The amount is higher than US President Donald Trump’s stimulus program, equivalent to 11% of US economic output, and Germany’s program, which represents 5% of output.

Abe said the state’s direct spending will amount to 39 billion yen, or 7 percent of GDP, more than twice as high as Japan’s after the collapse of US bank Lehman Brothers in 2008.

In Japan, the increase in coronavirus cases has been slower than in other countries but has accelerated in recent days. In Tokyo, the number of cases of infections has increased in the last week more than twice, to around 1,200, of which more than 80 were confirmed on Tuesday, is the highest in the country. Nationally, the number of cases rose to over 4,000, and the number of deaths to 93, according to Monday’s data.

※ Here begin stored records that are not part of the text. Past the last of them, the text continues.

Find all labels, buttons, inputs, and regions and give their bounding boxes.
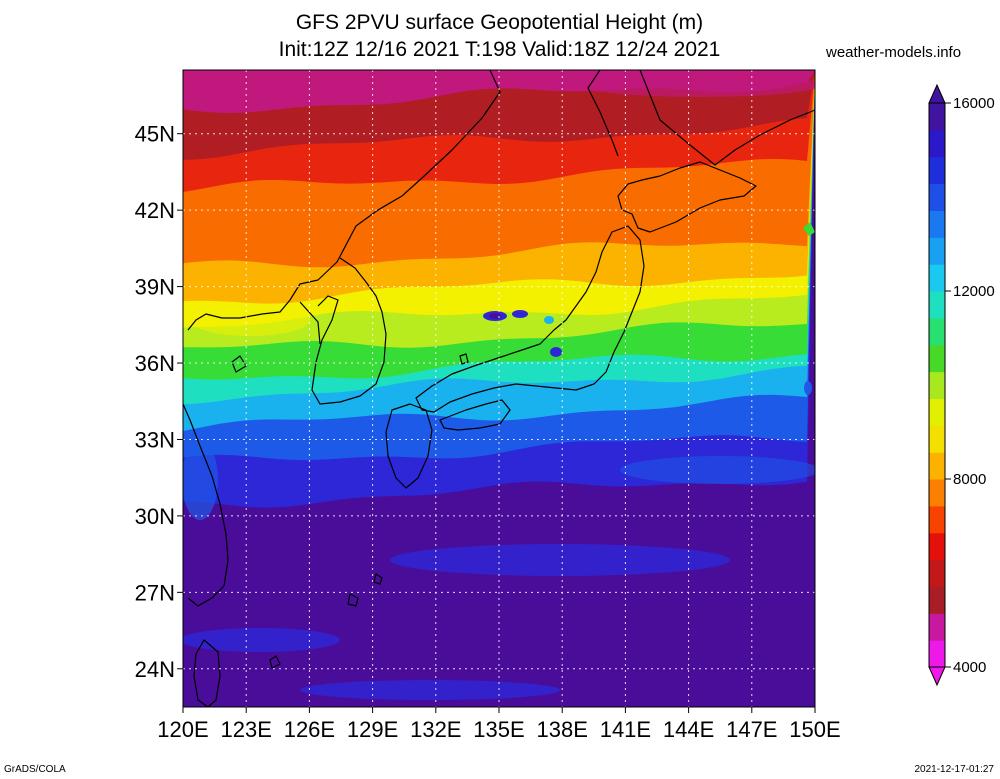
footer-software: GrADS/COLA (4, 764, 66, 775)
sakhalin-east-coast (639, 70, 815, 166)
field-bands (183, 70, 815, 508)
colorbar-tick-label: 16000 (953, 95, 995, 112)
colorbar-bottom-arrow (928, 666, 946, 687)
colorbar-labels: 16000 12000 8000 4000 (953, 95, 995, 676)
colorbar-top-arrow (928, 83, 946, 104)
low-patch (544, 316, 554, 324)
mainland-asia-coast (187, 70, 501, 331)
blue-patch (183, 628, 340, 652)
lat-tick-label: 45N (135, 122, 175, 147)
lat-tick-label: 30N (135, 504, 175, 529)
site-label: weather-models.info (826, 44, 962, 61)
colorbar-segment (929, 291, 945, 319)
lon-tick-label: 123E (221, 717, 272, 742)
colorbar-tick-label: 4000 (953, 659, 986, 676)
sakhalin-coast (587, 70, 619, 157)
green-patch (803, 222, 815, 236)
colorbar-segment (929, 452, 945, 480)
colorbar (928, 83, 951, 687)
low-patch-core (489, 313, 501, 319)
colorbar-tick-label: 8000 (953, 471, 986, 488)
colorbar-segment (929, 210, 945, 238)
lon-tick-label: 144E (663, 717, 714, 742)
graticule (183, 70, 815, 707)
blue-patch (390, 544, 730, 576)
lat-tick-label: 27N (135, 580, 175, 605)
colorbar-segment (929, 586, 945, 614)
lon-tick-label: 129E (347, 717, 398, 742)
island (347, 593, 359, 607)
lat-axis-labels: 45N 42N 39N 36N 33N 30N 27N 24N (135, 122, 175, 682)
colorbar-segment (929, 317, 945, 346)
lat-tick-label: 36N (135, 351, 175, 376)
colorbar-segment (929, 156, 945, 185)
shikoku (439, 399, 511, 431)
magenta-patch (580, 73, 815, 97)
colorbar-segment (929, 183, 945, 211)
lat-tick-label: 24N (135, 657, 175, 682)
lon-tick-label: 126E (284, 717, 335, 742)
lon-tick-label: 138E (537, 717, 588, 742)
china-east-coast (183, 403, 229, 607)
taiwan (193, 639, 221, 707)
colorbar-segment (929, 344, 945, 373)
map-title: GFS 2PVU surface Geopotential Height (m) (295, 11, 704, 34)
lat-tick-label: 42N (135, 198, 175, 223)
yellow-patch (190, 304, 310, 336)
map-subtitle: Init:12Z 12/16 2021 T:198 Valid:18Z 12/2… (278, 38, 721, 61)
island (373, 573, 383, 585)
footer-timestamp: 2021-12-17-01:27 (914, 764, 994, 775)
island (459, 353, 469, 365)
blue-patch (183, 440, 218, 520)
colorbar-segment (929, 532, 945, 561)
lon-axis-labels: 120E 123E 126E 129E 132E 135E 138E 141E 144E 147E… (157, 717, 840, 742)
lon-tick-label: 150E (789, 717, 840, 742)
colorbar-segment (929, 640, 945, 668)
lon-tick-label: 141E (600, 717, 651, 742)
colorbar-segment (929, 103, 945, 131)
axis-ticks (177, 133, 816, 713)
hokkaido (617, 161, 757, 233)
blue-patch (620, 456, 815, 484)
lon-tick-label: 147E (726, 717, 777, 742)
colorbar-frame (928, 102, 946, 668)
colorbar-segment (929, 237, 945, 265)
low-patch (512, 310, 528, 318)
colorbar-segment (929, 264, 945, 292)
lat-tick-label: 33N (135, 427, 175, 452)
colorbar-segment (929, 505, 945, 534)
blue-patch (804, 381, 812, 395)
lat-tick-label: 39N (135, 275, 175, 300)
low-patch (550, 347, 562, 357)
lon-tick-label: 132E (410, 717, 461, 742)
colorbar-segment (929, 559, 945, 587)
field-patches (183, 73, 815, 700)
lon-tick-label: 135E (473, 717, 524, 742)
colorbar-segment (929, 613, 945, 641)
colorbar-segment (929, 129, 945, 158)
colorbar-tick-label: 12000 (953, 283, 995, 300)
blue-patch (300, 680, 560, 700)
korea-coast (311, 257, 387, 405)
korea-west-coast (299, 301, 321, 345)
colorbar-segment (929, 425, 945, 453)
colorbar-segment (929, 479, 945, 507)
colorbar-segment (929, 371, 945, 399)
geopotential-field (183, 70, 815, 707)
kyushu (385, 403, 433, 489)
lon-tick-label: 120E (157, 717, 208, 742)
colorbar-segment (929, 398, 945, 426)
island (269, 655, 281, 669)
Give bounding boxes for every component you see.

Abe stressed that the state of emergency will not officially block the country, as has happened in many other countries.

The state of emergency allows authorities to ask people to stay at home and companies to cease their activity. In most cases, there are no penalties for ignoring recommendations, but these are based on pressures between people and on compliance with the authorities.

Tokyo’s governor, Yuriko Koike, said the city is discussing with the government what types of services will be closed or which will reduce its work schedule, but reiterated that there will be no restrictions on the purchase of food and drugs.

The government will not ask railway companies to reduce traffic, the prime minister said.

The Minister of Agriculture, Forestry and Fisheries, Taku Eto, has asked the buyers to keep calm and buy only what they need.